WAMSLEY: A mistake because Nicholson wasn’t able to get an IT job in Australia. So they returned to Virginia after a year abroad, and he’s now starting again at his old job. But his old house? There’s no getting that back. Now they’re renting while they shop for a single-family home, and they’re having sticker shock. Prices are up 15% in Burke over just the last year, according to Redfin data.

NICHOLSON: I’m very frustrated. The real estate market is, in my opinion, far too hot and just continues to get worse. We’re looking around $650,000-700,000, and that’s not where we want to be. We were looking for something around $550,000-600,000.

WAMSLEY: One of the big factors slowing the housing market in the last couple years has been that most homeowners are doing the opposite of what Nicholson did.

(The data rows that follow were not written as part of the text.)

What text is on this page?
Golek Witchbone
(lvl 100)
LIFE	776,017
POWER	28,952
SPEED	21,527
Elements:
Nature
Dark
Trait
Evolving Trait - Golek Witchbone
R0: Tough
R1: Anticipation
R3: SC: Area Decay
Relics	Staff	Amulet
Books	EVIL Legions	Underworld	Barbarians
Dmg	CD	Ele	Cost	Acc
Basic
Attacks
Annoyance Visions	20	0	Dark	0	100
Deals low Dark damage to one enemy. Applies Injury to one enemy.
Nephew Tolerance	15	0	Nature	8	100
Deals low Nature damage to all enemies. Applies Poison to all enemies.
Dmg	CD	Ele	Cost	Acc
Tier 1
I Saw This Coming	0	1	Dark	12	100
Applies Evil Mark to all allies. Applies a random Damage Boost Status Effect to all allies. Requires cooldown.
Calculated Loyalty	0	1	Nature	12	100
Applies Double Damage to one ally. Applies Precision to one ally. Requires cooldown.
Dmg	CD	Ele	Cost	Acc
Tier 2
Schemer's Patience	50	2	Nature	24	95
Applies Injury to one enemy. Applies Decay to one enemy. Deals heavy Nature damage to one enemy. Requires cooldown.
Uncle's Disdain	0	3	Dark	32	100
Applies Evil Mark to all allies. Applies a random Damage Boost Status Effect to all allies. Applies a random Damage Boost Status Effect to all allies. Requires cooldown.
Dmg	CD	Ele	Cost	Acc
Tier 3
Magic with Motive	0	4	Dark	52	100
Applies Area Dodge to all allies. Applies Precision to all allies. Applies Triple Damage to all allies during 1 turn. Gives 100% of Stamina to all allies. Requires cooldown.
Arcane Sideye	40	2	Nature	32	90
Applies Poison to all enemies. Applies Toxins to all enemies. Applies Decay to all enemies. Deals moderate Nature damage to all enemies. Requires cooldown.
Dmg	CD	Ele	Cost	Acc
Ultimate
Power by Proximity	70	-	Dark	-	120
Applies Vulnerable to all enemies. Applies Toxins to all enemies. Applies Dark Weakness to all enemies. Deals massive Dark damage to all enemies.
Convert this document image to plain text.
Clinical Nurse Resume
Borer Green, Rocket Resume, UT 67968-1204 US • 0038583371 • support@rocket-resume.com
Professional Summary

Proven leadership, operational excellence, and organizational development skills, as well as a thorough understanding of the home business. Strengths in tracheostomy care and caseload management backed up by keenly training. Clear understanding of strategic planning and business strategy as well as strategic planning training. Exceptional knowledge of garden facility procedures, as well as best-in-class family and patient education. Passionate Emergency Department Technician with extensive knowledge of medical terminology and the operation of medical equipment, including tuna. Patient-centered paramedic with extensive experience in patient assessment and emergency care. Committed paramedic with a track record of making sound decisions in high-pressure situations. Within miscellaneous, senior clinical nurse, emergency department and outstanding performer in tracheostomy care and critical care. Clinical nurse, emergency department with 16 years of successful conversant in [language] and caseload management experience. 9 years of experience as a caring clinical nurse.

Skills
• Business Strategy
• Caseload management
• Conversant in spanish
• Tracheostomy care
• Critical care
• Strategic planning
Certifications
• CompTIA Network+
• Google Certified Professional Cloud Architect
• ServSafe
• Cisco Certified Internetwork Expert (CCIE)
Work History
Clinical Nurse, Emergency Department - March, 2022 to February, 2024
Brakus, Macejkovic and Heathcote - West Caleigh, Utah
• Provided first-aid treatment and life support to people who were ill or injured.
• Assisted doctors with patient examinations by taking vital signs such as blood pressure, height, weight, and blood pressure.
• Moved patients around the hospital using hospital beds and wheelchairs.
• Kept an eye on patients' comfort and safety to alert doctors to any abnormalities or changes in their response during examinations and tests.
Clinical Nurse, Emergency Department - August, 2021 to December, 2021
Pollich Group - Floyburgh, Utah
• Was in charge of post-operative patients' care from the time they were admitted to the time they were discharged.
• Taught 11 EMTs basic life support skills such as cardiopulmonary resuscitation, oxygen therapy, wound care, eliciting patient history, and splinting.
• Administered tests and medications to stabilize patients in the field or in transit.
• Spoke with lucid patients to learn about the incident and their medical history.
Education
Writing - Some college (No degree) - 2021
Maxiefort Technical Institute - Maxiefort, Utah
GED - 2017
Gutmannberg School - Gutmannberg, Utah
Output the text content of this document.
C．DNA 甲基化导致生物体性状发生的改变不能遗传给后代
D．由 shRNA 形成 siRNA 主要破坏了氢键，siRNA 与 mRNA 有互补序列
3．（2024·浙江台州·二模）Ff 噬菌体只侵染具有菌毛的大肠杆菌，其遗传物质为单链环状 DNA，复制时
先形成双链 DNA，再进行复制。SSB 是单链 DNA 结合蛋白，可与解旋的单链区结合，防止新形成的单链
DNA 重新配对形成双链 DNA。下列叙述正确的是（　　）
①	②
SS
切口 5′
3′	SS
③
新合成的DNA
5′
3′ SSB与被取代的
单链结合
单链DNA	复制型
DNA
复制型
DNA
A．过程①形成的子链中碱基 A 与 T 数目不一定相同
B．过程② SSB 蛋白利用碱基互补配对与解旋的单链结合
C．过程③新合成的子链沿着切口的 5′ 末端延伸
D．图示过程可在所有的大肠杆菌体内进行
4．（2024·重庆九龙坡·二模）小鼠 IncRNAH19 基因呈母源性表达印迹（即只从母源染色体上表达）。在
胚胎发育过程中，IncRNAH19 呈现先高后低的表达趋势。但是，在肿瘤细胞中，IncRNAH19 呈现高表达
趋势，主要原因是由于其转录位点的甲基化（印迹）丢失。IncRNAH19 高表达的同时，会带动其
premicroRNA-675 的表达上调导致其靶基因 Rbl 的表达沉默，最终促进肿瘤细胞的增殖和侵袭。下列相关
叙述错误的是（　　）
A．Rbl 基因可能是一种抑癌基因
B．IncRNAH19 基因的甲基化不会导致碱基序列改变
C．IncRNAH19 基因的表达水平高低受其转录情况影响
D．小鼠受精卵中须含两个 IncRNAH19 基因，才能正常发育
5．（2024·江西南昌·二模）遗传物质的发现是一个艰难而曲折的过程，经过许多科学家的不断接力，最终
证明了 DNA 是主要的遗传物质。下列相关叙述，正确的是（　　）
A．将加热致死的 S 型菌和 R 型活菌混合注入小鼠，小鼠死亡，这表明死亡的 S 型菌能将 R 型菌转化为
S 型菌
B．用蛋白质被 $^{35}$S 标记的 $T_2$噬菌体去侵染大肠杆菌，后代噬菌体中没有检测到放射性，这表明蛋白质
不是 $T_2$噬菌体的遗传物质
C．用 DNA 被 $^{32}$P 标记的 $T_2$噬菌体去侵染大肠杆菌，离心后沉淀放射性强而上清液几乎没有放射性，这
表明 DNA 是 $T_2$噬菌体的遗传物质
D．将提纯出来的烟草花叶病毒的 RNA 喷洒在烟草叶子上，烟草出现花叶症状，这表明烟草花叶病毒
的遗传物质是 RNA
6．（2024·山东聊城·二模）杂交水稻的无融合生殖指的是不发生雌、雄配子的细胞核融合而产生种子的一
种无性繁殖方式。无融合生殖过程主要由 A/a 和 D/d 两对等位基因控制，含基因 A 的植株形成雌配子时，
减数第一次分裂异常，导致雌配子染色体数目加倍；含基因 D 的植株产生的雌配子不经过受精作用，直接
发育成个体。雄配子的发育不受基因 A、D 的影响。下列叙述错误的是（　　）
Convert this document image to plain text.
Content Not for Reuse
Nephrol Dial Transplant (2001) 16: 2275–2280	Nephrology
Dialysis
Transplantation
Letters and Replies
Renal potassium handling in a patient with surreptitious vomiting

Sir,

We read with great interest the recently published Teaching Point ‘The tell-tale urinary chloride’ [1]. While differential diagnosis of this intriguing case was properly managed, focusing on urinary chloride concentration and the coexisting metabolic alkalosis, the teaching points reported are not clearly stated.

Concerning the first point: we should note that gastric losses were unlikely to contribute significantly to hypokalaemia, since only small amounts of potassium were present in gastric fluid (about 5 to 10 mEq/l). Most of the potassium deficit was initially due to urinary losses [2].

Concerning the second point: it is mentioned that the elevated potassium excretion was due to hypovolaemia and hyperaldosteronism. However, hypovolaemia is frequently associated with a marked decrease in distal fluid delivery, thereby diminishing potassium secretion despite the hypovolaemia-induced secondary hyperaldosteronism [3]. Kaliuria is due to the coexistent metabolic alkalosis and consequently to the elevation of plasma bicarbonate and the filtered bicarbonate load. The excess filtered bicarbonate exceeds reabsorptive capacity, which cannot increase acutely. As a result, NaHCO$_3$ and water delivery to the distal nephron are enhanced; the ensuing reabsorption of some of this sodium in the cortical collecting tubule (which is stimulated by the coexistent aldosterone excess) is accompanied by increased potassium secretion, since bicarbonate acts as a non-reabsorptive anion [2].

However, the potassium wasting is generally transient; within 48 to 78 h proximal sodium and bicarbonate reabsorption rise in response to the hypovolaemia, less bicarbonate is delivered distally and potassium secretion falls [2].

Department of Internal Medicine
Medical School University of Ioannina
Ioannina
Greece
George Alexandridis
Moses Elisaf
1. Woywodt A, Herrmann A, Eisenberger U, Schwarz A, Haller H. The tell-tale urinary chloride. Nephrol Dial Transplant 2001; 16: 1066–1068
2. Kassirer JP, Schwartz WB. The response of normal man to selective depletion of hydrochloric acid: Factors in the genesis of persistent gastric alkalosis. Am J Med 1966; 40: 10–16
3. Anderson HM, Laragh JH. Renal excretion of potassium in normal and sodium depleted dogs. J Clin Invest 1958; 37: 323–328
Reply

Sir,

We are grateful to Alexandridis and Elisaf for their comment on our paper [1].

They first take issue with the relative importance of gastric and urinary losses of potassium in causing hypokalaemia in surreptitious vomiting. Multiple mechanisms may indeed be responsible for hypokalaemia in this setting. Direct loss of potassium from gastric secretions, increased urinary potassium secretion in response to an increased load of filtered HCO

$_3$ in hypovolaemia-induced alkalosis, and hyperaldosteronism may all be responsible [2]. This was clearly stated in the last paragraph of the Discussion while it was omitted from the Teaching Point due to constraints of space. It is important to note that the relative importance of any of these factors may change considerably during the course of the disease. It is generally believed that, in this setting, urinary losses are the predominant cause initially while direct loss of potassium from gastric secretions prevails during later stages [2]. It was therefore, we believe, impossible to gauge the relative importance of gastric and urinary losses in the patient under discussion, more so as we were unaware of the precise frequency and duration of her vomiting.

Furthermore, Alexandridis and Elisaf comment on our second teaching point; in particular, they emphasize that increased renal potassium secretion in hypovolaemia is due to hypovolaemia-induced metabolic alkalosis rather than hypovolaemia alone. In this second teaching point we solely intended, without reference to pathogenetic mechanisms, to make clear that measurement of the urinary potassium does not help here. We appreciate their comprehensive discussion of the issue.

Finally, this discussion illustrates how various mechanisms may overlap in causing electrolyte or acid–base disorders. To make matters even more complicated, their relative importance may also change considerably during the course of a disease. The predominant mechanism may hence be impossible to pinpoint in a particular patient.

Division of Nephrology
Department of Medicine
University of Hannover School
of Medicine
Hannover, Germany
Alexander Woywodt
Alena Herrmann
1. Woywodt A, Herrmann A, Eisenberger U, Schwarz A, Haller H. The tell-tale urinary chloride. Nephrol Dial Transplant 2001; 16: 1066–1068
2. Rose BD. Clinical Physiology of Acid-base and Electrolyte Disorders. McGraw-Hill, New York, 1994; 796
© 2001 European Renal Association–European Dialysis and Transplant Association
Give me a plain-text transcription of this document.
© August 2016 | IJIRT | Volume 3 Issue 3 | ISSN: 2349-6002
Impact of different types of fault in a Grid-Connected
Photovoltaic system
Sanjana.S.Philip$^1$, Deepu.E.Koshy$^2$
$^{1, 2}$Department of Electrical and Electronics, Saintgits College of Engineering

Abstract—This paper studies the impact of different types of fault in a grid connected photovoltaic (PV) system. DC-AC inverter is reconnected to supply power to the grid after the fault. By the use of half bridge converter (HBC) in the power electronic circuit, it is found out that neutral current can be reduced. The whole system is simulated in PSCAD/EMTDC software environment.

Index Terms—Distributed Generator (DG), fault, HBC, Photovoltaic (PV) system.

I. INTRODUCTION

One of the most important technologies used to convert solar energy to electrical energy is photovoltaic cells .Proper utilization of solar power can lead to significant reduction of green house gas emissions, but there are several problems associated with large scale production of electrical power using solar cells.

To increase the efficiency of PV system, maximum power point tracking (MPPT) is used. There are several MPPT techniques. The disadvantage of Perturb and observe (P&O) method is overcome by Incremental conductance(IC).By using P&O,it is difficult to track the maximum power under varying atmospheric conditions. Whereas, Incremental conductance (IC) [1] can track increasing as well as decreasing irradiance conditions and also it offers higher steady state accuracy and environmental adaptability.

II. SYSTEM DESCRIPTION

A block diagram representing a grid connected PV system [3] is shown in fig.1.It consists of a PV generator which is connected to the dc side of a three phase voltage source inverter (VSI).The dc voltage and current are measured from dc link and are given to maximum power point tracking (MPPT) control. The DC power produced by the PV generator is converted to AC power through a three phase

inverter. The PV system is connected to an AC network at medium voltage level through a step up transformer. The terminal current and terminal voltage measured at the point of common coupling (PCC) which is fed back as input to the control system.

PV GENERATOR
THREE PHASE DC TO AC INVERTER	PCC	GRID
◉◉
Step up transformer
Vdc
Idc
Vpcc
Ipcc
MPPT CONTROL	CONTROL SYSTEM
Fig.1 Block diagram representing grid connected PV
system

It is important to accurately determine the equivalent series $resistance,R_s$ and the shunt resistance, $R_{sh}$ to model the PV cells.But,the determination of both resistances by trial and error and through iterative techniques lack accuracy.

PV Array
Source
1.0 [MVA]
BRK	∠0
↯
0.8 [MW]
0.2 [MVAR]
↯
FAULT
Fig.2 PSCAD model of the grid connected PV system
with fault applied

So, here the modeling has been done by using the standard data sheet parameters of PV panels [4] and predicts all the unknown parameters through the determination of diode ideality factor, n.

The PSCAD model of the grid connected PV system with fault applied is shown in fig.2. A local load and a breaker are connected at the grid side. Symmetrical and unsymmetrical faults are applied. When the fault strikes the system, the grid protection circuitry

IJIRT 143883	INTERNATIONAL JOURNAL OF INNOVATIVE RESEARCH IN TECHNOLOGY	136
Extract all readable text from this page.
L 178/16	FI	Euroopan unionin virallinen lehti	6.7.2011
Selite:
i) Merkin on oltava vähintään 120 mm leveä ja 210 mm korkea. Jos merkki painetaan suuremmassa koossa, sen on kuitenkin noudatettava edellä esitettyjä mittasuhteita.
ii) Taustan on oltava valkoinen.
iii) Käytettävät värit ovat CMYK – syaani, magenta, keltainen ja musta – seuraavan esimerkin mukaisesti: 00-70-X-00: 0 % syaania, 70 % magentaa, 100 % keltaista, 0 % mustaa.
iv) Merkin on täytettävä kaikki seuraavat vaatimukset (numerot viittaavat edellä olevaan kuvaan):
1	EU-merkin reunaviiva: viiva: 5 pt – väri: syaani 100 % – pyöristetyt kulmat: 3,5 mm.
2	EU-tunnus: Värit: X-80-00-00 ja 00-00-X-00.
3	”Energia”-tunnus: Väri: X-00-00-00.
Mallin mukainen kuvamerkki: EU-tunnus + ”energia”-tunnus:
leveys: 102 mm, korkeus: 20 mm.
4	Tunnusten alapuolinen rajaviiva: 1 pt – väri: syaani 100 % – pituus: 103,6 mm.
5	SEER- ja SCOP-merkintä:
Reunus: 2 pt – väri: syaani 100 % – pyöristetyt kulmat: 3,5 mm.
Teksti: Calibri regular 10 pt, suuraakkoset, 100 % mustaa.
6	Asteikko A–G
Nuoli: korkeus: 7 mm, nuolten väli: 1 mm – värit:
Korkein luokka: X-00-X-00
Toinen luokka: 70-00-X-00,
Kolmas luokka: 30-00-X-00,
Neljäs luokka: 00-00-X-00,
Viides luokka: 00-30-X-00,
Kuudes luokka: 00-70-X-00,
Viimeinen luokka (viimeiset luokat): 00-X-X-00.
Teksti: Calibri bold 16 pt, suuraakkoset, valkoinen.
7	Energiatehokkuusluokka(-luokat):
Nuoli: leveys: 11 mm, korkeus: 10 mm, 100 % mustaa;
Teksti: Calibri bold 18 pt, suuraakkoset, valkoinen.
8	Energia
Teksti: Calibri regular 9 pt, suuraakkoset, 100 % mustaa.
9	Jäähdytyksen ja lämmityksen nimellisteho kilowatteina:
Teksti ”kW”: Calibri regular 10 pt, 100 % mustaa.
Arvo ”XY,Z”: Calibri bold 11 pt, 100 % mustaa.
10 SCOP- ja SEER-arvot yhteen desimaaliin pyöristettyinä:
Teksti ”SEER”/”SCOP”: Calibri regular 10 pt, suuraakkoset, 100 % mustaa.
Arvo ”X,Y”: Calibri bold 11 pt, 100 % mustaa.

They’re holding on to their homes even if they aren’t a good fit anymore, due to the exceptionally low mortgage rates they were able to lock in a few years ago. Still, some people need to sell their homes as their lives change – to take a new job or fit a larger or a smaller household. But Nicholson certainly regrets selling that nice townhouse of his. And as he tries to find a new home that’s affordable, experts warn that prices might stay high.

LU LIU: There’s no kind of physical law of gravity that requires them to come down.

WAMSLEY: That’s Lu Liu, assistant professor of finance at Penn’s Wharton School. She says what does lower prices is more supply. The U.S. is millions of housing units short, but in many parts of the country, it’s hard and expensive to build much new housing. That shortage keeps prices elevated. Indeed, Nicholson gets frequent reminders that his former home is growing in value.

NICHOLSON: I get emails from Redfin on a regular basis telling me that my home is now worth $44,000 more than it was last sold for. So that doesn’t hurt at all.

WAMSLEY: Actually, it’s torture, but he hasn’t hit unsubscribe yet. Nicholson says he feels a lot of uncertainty right now as a homebuyer. There’s the election and how that might affect financial markets. There’s mortgage rates that came down, then started going up again. Still, Nicholson knows that he and his wife are comparatively lucky. He feels bad for the first-time buyers trying to break into the market now.

NICHOLSON: I can only imagine for them, it’s even more intimidating. And I think it adds to the overall concern that people have about our general economic conditions. My wife and I both make good money, but we’re having a hard time buying a home.

WAMSLEY: It’s an experience, he says, that’s very disconcerting. Laurel Wamsley, NPR News.